Even if the national referendum results in a victory for the Brexit advocates, I believe that the British government will take some time and carry out negotiations with the EU. And we do not even know through what process and in what form Brexit will proceed. In that context, it seems that the fears of such an exit are getting ahead of the facts and the market is overreacting.

Monetary Policy

It is critical that we comprehensively mobilize and implement appropriately monetary policy, fiscal policy, and structural reforms as a whole. In terms of further monetary easing, any decision must be made by the Bank of Japan (BOJ) based on thorough discussions. Now is not the time for demands from the business community. Only a short period has passed since the BOJ introduced negative interest rates, and so I believe that we should take time to observe what impact this policy brings about.

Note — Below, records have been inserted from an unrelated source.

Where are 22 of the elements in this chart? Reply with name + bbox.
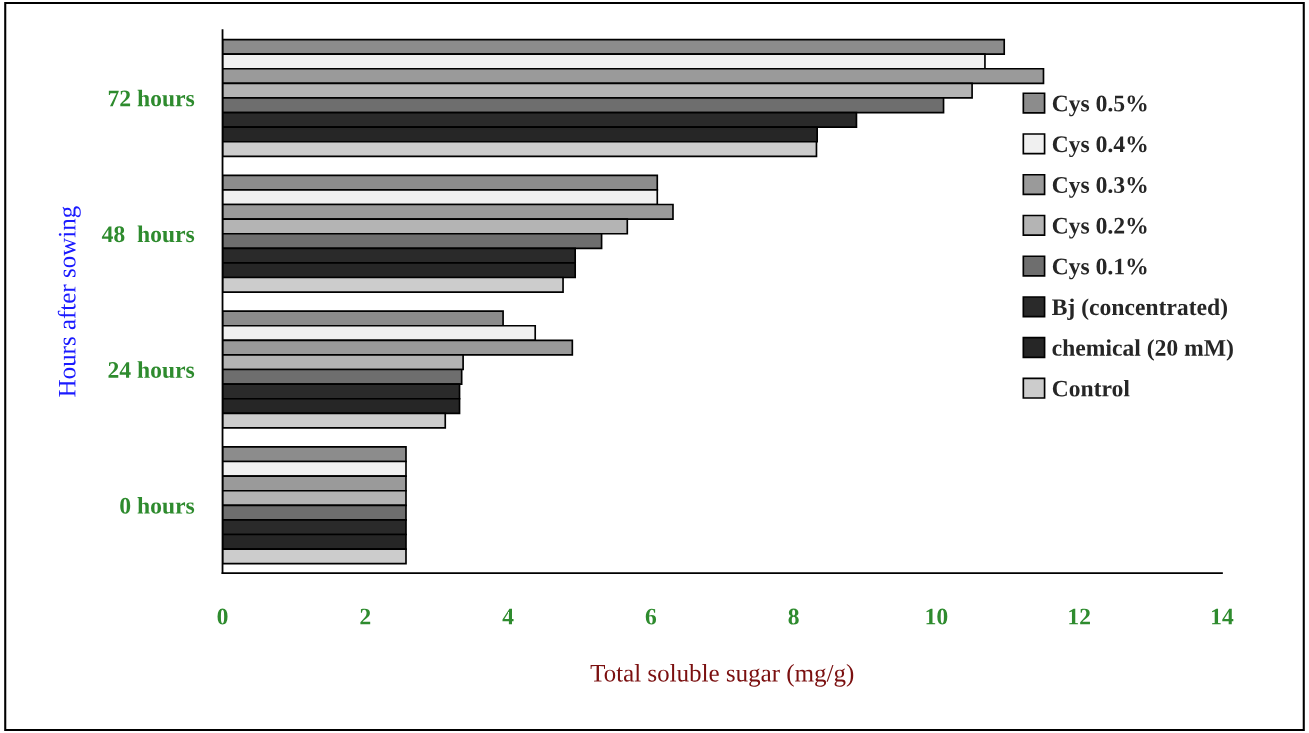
x-tick-label: 10 [926, 608, 948, 625]
x-tick-label: 8 [788, 608, 799, 625]
x-tick-label: 14 [1212, 608, 1234, 625]
x-tick-label: 0 [217, 608, 228, 625]
legend-label: Cys 0.2% [1052, 217, 1147, 239]
legend-label: Cys 0.5% [1052, 95, 1147, 117]
legend-label: Control [1052, 379, 1130, 397]
x-tick-label: 4 [502, 608, 514, 625]
y-tick-label: 48 hours [101, 225, 195, 243]
y-tick-label: 72 hours [108, 89, 195, 107]
legend-label: Cys 0.3% [1052, 177, 1147, 198]
y-axis-title: Hours after sowing [57, 206, 81, 397]
y-tick-label: 24 hours [108, 361, 195, 378]
x-axis-title: Total soluble sugar (mg/g) [590, 664, 854, 687]
legend-label: Bj (concentrated) [1052, 298, 1227, 320]
x-tick-label: 6 [645, 608, 657, 625]
legend-label: Cys 0.4% [1052, 136, 1147, 158]
x-tick-label: 2 [360, 608, 371, 625]
legend-label: chemical (20 mM) [1052, 339, 1233, 361]
y-tick-label: 0 hours [120, 497, 195, 514]
legend-label: Cys 0.1% [1052, 258, 1147, 280]
x-tick-label: 12 [1069, 608, 1090, 625]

Recruitment and Employment of New College Graduates

Based on Keidanren's new guideline, the interview session of the recruitment process of new college graduates began on June 1. This guideline, which Keidanren modified last year, reflected requests from the government and universities, and a key change was that the start of the selection process was pushed to June in order to ensure that students have sufficient time to study in their fourth year and to avoid a prolonged recruitment period. I believe that almost all of Keidanren member companies are carrying out their recruitment processes in keeping with this guideline. The government has also broadly requested that every company—including Keidanren members—and other business federations respect Keidanren's guideline.

Upper House Elections

Three and a half years have passed since the start of the Abe administration, and it has achieved a number of major accomplishments in the areas of domestic politics and foreign affairs. Thanks to the promotion of Abenomics, many economic indices have shown improvement. Currently, the economic recovery has come to a standstill, and in order to achieve an economy with GDP of 600 trillion yen by 2020, the government must strongly pursue the second phase of Abenomics. It is indispensable to ensure a stable political foundation to continue to carry out policies as has been done to date. I look forward to seeing the current administration continue to secure a stable political base.

Immigration Policy

Up until now, there has been hardly any debate in Japan on immigration policy. However, immigration policy should not be considered a taboo subject, but rather must be discussed as an issue for the future. I would like to give serious thought to immigration, including asking whether it will not be an issue in the mid- to long-term even if we do not think about it at all. At Keidanren, we will take time to deliberate what the most appropriate immigration policy would be based on Japan's current circumstances, national affairs, and social conditions.